2018-04-24 16:51 GMT+03:00 Ivan Rakov <ivan.glu...@gmail.com>:
Alexey,
Distributed expire will result in serious performance overhead, mostly on
network level.
I think, the main use case of TTL are in-memory caches that accelerate
access to slower third-party data source. In such case nothing is broken if
data is missing; strong consistency guarantees are not needed. I think,
that's why we should keep "local expiration" at least for in-memory caches.
Our in-memory page eviction works in the same way.
Best Regards,
Ivan Rakov
On 24.04.2018 16:05, Alexey Goncharuk wrote:
Igniters,
We recently experienced some issues with TTL with enabled persistence, the
issues were related to persistence implementation details. However, when
we
were adding tests to cover more cases, we found more failures, which, I
think, reveal some fundamental issues with expire mechanism.

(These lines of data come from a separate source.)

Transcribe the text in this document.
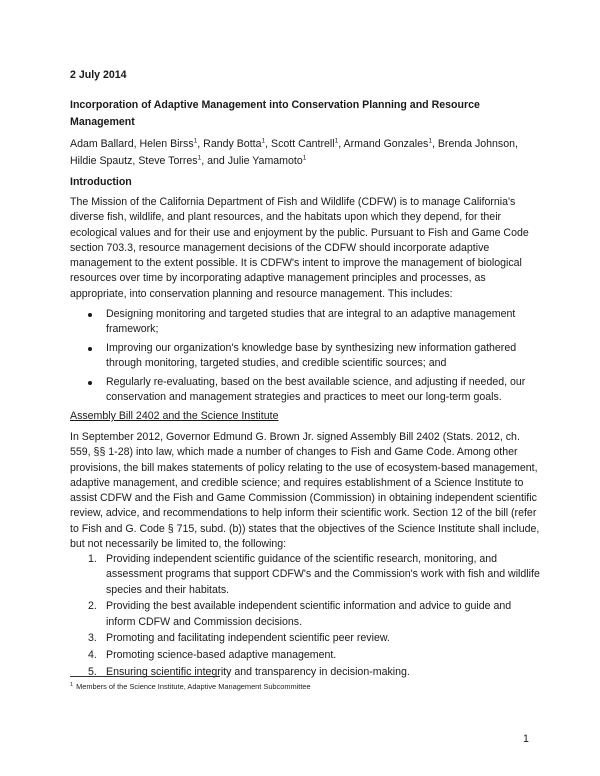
2 July 2014
Incorporation of Adaptive Management into Conservation Planning and Resource Management
Adam Ballard, Helen Birss$^1$, Randy Botta$^1$, Scott Cantrell$^1$, Armand Gonzales$^1$, Brenda Johnson, Hildie Spautz, Steve Torres$^1$, and Julie Yamamoto$^1$
Introduction
The Mission of the California Department of Fish and Wildlife (CDFW) is to manage California's diverse fish, wildlife, and plant resources, and the habitats upon which they depend, for their ecological values and for their use and enjoyment by the public. Pursuant to Fish and Game Code section 703.3, resource management decisions of the CDFW should incorporate adaptive management to the extent possible. It is CDFW's intent to improve the management of biological resources over time by incorporating adaptive management principles and processes, as appropriate, into conservation planning and resource management. This includes:
Designing monitoring and targeted studies that are integral to an adaptive management framework;
Improving our organization's knowledge base by synthesizing new information gathered through monitoring, targeted studies, and credible scientific sources; and
Regularly re-evaluating, based on the best available science, and adjusting if needed, our conservation and management strategies and practices to meet our long-term goals.
Assembly Bill 2402 and the Science Institute
In September 2012, Governor Edmund G. Brown Jr. signed Assembly Bill 2402 (Stats. 2012, ch. 559, §§ 1-28) into law, which made a number of changes to Fish and Game Code. Among other provisions, the bill makes statements of policy relating to the use of ecosystem-based management, adaptive management, and credible science; and requires establishment of a Science Institute to assist CDFW and the Fish and Game Commission (Commission) in obtaining independent scientific review, advice, and recommendations to help inform their scientific work. Section 12 of the bill (refer to Fish and G. Code § 715, subd. (b)) states that the objectives of the Science Institute shall include, but not necessarily be limited to, the following:
1. Providing independent scientific guidance of the scientific research, monitoring, and assessment programs that support CDFW's and the Commission's work with fish and wildlife species and their habitats.
2. Providing the best available independent scientific information and advice to guide and inform CDFW and Commission decisions.
3. Promoting and facilitating independent scientific peer review.
4. Promoting science-based adaptive management.
5. Ensuring scientific integrity and transparency in decision-making.
$^1$ Members of the Science Institute, Adaptive Management Subcommittee
1
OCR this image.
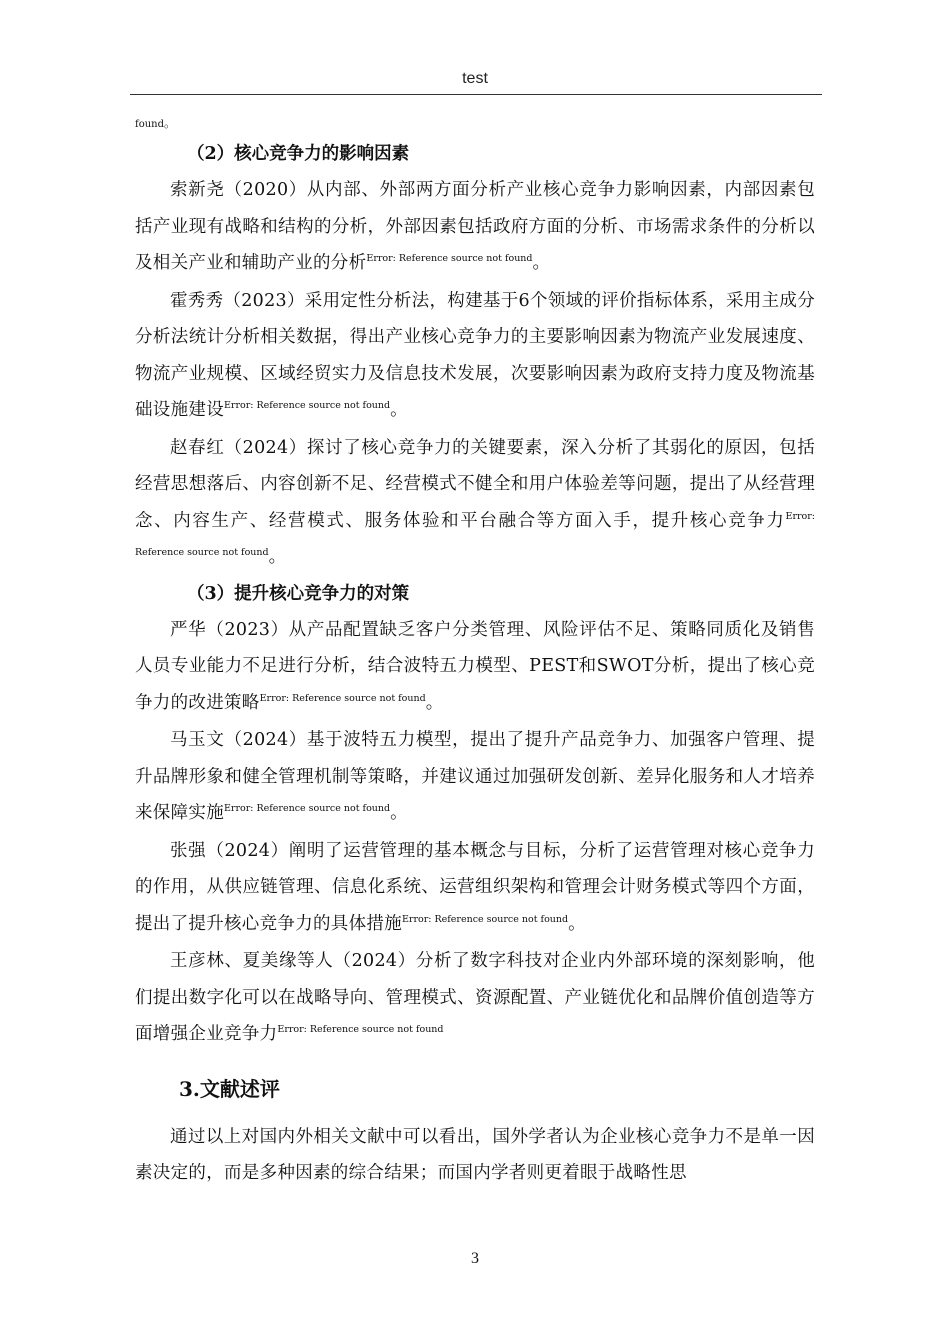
test
found。
（2）核心竞争力的影响因素

索新尧（2020）从内部、外部两方面分析产业核心竞争力影响因素，内部因素包括产业现有战略和结构的分析，外部因素包括政府方面的分析、市场需求条件的分析以及相关产业和辅助产业的分析$^{Error: Reference source not found}$。

霍秀秀（2023）采用定性分析法，构建基于6个领域的评价指标体系，采用主成分分析法统计分析相关数据，得出产业核心竞争力的主要影响因素为物流产业发展速度、物流产业规模、区域经贸实力及信息技术发展，次要影响因素为政府支持力度及物流基础设施建设$^{Error: Reference source not found}$。

赵春红（2024）探讨了核心竞争力的关键要素，深入分析了其弱化的原因，包括经营思想落后、内容创新不足、经营模式不健全和用户体验差等问题，提出了从经营理念、内容生产、经营模式、服务体验和平台融合等方面入手，提升核心竞争力$^{Error: Reference source not found}$。

（3）提升核心竞争力的对策

严华（2023）从产品配置缺乏客户分类管理、风险评估不足、策略同质化及销售人员专业能力不足进行分析，结合波特五力模型、PEST和SWOT分析，提出了核心竞争力的改进策略$^{Error: Reference source not found}$。

马玉文（2024）基于波特五力模型，提出了提升产品竞争力、加强客户管理、提升品牌形象和健全管理机制等策略，并建议通过加强研发创新、差异化服务和人才培养来保障实施$^{Error: Reference source not found}$。

张强（2024）阐明了运营管理的基本概念与目标，分析了运营管理对核心竞争力的作用，从供应链管理、信息化系统、运营组织架构和管理会计财务模式等四个方面，提出了提升核心竞争力的具体措施$^{Error: Reference source not found}$。

王彦林、夏美缘等人（2024）分析了数字科技对企业内外部环境的深刻影响，他们提出数字化可以在战略导向、管理模式、资源配置、产业链优化和品牌价值创造等方面增强企业竞争力$^{Error: Reference source not found}$

3.文献述评

通过以上对国内外相关文献中可以看出，国外学者认为企业核心竞争力不是单一因素决定的，而是多种因素的综合结果；而国内学者则更着眼于战略性思

3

In short, the root cause of the issue is that we expire entries on primary
and backup nodes independently, which means:
1) Partition sizes may have different values at different times which will
trigger false-negative checks on partition map exchange which was recently
added
2) More importantly, this may lead to inconsistent primary and backup node
values when EntryProcessor is used, because an entry processor may observe
a non-null value on one node and a null value on another node.
In my opinion, the second issue is critical and we must change the expiry
mechanics to run expiry in a distributed mode, with cache mode semantics
for entry remove.
Thoughts?